Adossement fiduciaire : liquidités et bons du Trésor
Les plus grands stablecoins sont adossés à la monnaie fiduciaire. Pour chaque jeton en circulation, l'émetteur détient un dollar correspondant de réserves en liquidités et en bons du Trésor américain à court terme. USDT et USDC fonctionnent ainsi, et les pièces à adossement fiduciaire représentent environ 93 % de l'offre totale de stablecoins. En juillet 2026, USDT pèse environ 184 milliards de dollars et USDC près de 73 milliards, ensemble à peu près quatre cinquièmes du marché.
Le modèle est simple, mais il repose sur le fait que l'émetteur détient réellement ce qu'il annonce. D'où l'importance des rapports de réserves et des attestations de tiers : ils permettent de vérifier que les réserves égalent ou dépassent les jetons en circulation, un pour un.
Adossement crypto : surcollatéralisé onchain
Les stablecoins adossés à la crypto conservent leurs réserves en cryptomonnaies plutôt qu'en dépôts bancaires. Comme les prix crypto fluctuent, ces systèmes exigent plus de collatéral que les stablecoins qu'ils émettent. DAI et USDS de MakerDAO (aujourd'hui Sky) en sont les exemples les plus connus : un utilisateur verrouille des actifs volatils comme l'Ether dans un coffre de contrat intelligent et ne peut émettre qu'une valeur inférieure de stablecoins, souvent 150 dollars de collatéral pour 100 émis.
Si le collatéral chute trop, la position est liquidée automatiquement pour maintenir la pièce adossée. Le compromis est la transparence contre la volatilité : chacun peut vérifier les réserves onchain, mais l'adossement lui-même peut perdre de la valeur rapidement.
Algorithmiques : du code à la place du collatéral
Les stablecoins algorithmiques détiennent peu ou pas de collatéral. À la place, du code étend ou contracte l'offre de jetons pour ramener le prix vers un dollar. En théorie c'est élégant ; en pratique cela s'est révélé fragile. TerraUSD, le plus grand stablecoin algorithmique, a perdu sa parité en mai 2022 et effacé des dizaines de milliards de dollars en quelques jours. La plupart des conceptions algorithmiques ont échoué de la même façon : traitez avec une réelle prudence toute pièce qui s'appuie sur ce modèle.
Ce qui adosse aujourd'hui les plus grands stablecoins
Les réserves diffèrent même parmi les leaders à adossement fiduciaire.
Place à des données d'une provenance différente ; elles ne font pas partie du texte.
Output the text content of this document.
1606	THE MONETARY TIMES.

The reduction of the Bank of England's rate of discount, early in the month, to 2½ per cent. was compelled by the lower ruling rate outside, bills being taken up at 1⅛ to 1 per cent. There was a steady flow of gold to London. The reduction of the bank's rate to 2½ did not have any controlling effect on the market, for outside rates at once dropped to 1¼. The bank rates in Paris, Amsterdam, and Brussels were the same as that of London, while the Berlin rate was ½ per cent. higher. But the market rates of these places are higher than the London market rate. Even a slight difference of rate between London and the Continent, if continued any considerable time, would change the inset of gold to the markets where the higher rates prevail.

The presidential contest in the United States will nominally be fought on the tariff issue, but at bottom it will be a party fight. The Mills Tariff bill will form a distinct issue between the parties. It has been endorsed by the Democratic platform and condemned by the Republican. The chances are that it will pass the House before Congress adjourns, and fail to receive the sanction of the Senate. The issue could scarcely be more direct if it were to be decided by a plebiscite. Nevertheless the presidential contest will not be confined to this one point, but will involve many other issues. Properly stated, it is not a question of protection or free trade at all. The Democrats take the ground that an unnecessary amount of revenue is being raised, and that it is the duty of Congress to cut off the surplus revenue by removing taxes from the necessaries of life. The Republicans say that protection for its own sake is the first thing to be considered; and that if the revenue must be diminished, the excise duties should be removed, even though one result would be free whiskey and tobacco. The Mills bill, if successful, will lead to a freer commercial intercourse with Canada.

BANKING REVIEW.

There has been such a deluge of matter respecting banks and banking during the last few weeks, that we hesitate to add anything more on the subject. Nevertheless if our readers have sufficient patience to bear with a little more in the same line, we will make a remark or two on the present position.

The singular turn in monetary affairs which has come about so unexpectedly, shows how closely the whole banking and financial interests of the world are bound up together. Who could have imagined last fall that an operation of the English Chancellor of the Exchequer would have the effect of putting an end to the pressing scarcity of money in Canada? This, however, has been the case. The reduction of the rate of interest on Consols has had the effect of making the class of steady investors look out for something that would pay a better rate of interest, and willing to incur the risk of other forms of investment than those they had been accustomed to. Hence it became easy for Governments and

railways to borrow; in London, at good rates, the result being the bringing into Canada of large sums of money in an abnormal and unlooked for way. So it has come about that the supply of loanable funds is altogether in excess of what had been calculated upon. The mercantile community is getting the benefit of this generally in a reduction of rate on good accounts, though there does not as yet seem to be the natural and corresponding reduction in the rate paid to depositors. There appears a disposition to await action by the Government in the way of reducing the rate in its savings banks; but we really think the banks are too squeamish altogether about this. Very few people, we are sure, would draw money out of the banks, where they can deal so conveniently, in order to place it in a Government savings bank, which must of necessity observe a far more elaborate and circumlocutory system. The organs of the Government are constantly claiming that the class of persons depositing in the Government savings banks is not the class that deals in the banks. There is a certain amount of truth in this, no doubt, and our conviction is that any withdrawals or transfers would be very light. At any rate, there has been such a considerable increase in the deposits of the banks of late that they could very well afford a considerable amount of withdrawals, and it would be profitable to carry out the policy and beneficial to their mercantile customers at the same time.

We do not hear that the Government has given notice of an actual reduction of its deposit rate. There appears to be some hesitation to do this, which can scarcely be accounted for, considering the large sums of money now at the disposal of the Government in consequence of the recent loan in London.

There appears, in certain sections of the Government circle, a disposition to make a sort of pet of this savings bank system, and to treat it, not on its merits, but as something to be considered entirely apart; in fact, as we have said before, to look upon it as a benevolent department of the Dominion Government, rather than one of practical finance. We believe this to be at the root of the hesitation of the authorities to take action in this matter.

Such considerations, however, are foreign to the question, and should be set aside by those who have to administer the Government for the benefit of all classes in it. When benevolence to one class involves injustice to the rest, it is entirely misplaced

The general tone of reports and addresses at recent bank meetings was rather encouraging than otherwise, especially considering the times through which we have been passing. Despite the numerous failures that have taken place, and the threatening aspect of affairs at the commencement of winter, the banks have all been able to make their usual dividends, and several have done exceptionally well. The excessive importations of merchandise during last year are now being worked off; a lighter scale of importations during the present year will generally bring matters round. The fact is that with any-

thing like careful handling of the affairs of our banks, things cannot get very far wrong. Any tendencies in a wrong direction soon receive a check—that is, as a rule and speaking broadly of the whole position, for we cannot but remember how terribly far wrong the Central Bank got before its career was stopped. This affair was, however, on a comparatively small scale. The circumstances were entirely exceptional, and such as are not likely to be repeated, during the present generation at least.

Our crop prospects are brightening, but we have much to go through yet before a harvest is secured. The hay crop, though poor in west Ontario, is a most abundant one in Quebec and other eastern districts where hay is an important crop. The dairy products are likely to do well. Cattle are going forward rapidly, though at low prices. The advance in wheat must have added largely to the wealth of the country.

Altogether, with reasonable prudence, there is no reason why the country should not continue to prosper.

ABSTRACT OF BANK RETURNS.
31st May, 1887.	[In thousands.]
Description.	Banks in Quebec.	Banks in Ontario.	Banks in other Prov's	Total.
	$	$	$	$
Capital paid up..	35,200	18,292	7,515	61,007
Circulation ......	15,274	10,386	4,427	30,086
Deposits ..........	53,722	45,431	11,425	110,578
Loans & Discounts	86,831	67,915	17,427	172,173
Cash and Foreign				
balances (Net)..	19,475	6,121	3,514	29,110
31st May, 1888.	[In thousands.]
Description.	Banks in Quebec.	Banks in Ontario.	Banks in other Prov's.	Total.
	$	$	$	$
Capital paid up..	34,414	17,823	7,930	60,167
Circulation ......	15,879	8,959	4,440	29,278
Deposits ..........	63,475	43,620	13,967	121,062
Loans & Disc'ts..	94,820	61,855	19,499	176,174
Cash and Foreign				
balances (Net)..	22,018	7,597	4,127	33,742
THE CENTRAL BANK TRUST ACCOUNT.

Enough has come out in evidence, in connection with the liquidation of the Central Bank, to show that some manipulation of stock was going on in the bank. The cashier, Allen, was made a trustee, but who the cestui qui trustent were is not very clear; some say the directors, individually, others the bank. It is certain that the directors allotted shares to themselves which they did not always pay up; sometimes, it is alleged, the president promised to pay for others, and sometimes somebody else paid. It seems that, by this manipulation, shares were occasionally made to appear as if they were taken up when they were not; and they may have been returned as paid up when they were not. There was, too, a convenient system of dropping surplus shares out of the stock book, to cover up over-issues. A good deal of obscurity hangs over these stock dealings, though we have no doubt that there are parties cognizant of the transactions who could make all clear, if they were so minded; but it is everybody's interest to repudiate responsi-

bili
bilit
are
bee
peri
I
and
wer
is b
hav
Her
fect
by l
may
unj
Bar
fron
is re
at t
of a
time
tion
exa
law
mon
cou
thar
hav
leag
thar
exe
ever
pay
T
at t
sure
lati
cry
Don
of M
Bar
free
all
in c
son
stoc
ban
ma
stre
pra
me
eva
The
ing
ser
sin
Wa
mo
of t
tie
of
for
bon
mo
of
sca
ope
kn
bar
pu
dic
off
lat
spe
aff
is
USDT détient environ 64 % de ses réserves en bons du Trésor américain. USDC en garde à peu près un tiers en bons du Trésor, le reste en repo au jour le jour et en liquidités, dont le Circle Reserve Fund, un fonds monétaire géré par BlackRock. Le GUSD de Gemini est adossé entièrement à des dépôts bancaires.
La réglementation resserre désormais tout cela. Sous le GENIUS Act américain, signé en juillet 2025, les stablecoins de paiement doivent détenir des réserves d'au moins 100 % en liquidités et bons du Trésor à court terme et publier des informations mensuelles, l'application s'échelonnant jusqu'en 2027. Des règles de réserve intégrale comparables s'appliquent déjà dans l'UE, au Royaume-Uni, à Hong Kong, à Singapour et au Japon.
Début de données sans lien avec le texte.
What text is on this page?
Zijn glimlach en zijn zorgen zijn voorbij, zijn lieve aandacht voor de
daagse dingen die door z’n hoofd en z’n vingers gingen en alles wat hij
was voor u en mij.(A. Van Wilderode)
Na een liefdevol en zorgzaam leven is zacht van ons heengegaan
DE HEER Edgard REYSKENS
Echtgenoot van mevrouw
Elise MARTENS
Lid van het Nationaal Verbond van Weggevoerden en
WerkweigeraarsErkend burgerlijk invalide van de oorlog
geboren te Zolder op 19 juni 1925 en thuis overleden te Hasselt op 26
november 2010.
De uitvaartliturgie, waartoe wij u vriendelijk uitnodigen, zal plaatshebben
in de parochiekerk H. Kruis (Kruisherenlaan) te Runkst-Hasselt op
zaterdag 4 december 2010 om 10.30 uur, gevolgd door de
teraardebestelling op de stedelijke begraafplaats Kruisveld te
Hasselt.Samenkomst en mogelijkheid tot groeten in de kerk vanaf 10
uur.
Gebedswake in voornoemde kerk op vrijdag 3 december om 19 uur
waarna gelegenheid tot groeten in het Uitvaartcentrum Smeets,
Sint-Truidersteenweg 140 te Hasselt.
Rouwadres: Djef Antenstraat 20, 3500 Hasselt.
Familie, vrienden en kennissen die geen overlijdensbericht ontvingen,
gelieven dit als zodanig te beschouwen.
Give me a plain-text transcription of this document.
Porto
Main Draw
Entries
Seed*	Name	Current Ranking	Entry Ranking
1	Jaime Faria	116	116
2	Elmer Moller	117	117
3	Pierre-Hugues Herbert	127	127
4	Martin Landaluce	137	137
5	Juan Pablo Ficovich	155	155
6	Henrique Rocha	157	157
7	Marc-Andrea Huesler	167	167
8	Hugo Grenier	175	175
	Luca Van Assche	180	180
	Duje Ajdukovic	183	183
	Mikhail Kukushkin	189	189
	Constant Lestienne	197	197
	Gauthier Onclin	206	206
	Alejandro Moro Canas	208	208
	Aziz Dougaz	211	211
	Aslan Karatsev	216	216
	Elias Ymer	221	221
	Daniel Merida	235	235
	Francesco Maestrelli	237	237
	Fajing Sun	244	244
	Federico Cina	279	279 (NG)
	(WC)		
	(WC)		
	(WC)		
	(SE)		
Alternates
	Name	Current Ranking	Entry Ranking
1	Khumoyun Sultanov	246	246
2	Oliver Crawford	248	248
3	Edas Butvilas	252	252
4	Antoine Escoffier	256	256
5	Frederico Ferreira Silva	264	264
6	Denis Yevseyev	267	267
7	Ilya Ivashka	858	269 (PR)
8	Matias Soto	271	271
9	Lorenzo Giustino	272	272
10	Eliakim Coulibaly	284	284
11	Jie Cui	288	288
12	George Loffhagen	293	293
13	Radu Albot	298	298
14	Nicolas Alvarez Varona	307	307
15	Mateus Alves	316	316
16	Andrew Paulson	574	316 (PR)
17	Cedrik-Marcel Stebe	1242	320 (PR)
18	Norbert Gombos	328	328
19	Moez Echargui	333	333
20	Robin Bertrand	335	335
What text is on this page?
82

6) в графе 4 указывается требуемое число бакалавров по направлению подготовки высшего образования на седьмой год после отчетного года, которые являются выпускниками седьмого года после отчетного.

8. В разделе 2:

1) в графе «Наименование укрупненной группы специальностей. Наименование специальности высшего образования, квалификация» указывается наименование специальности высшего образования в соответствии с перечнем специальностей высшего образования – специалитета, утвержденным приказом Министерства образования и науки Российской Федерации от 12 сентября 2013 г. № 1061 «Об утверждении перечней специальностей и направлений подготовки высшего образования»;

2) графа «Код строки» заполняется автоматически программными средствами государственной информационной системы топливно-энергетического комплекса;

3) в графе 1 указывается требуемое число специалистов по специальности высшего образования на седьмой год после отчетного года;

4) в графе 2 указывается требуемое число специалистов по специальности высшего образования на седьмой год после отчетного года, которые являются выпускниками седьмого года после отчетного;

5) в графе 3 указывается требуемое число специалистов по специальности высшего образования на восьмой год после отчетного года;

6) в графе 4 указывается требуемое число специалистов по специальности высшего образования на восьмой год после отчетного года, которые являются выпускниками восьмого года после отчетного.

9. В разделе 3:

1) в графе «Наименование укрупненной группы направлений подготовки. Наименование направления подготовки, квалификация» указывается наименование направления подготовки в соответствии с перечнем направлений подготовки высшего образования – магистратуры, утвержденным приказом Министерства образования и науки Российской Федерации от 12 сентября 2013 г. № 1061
Comment vérifier ce qui adosse un stablecoin
Avant de faire confiance à un stablecoin, lisez son rapport de réserves. Cherchez trois choses : des réserves égales ou supérieures à l'offre, une ventilation claire de ce que sont ces réserves, et un auditeur nommé ou une attestation mensuelle. Les émetteurs régulés qui publient souvent sont plus sûrs que ceux qui restent vagues. La même habitude vaut quand vous laissez des fonds sur une plateforme d'échange, où les rapports de preuve de réserves montrent si votre solde est réellement adossé.
En résumé
Les pièces à adossement fiduciaire sont les plus simples mais dépendent de l'honnêteté de l'émetteur et des audits. Les pièces adossées à la crypto sont transparentes mais exposées à un collatéral volatil. Les pièces algorithmiques ont un mauvais historique et méritent le scepticisme. Il n'existe pas un seul stablecoin le plus sûr, seulement des modèles aux risques différents : ajustez l'adossement au risque que vous êtes prêt à porter.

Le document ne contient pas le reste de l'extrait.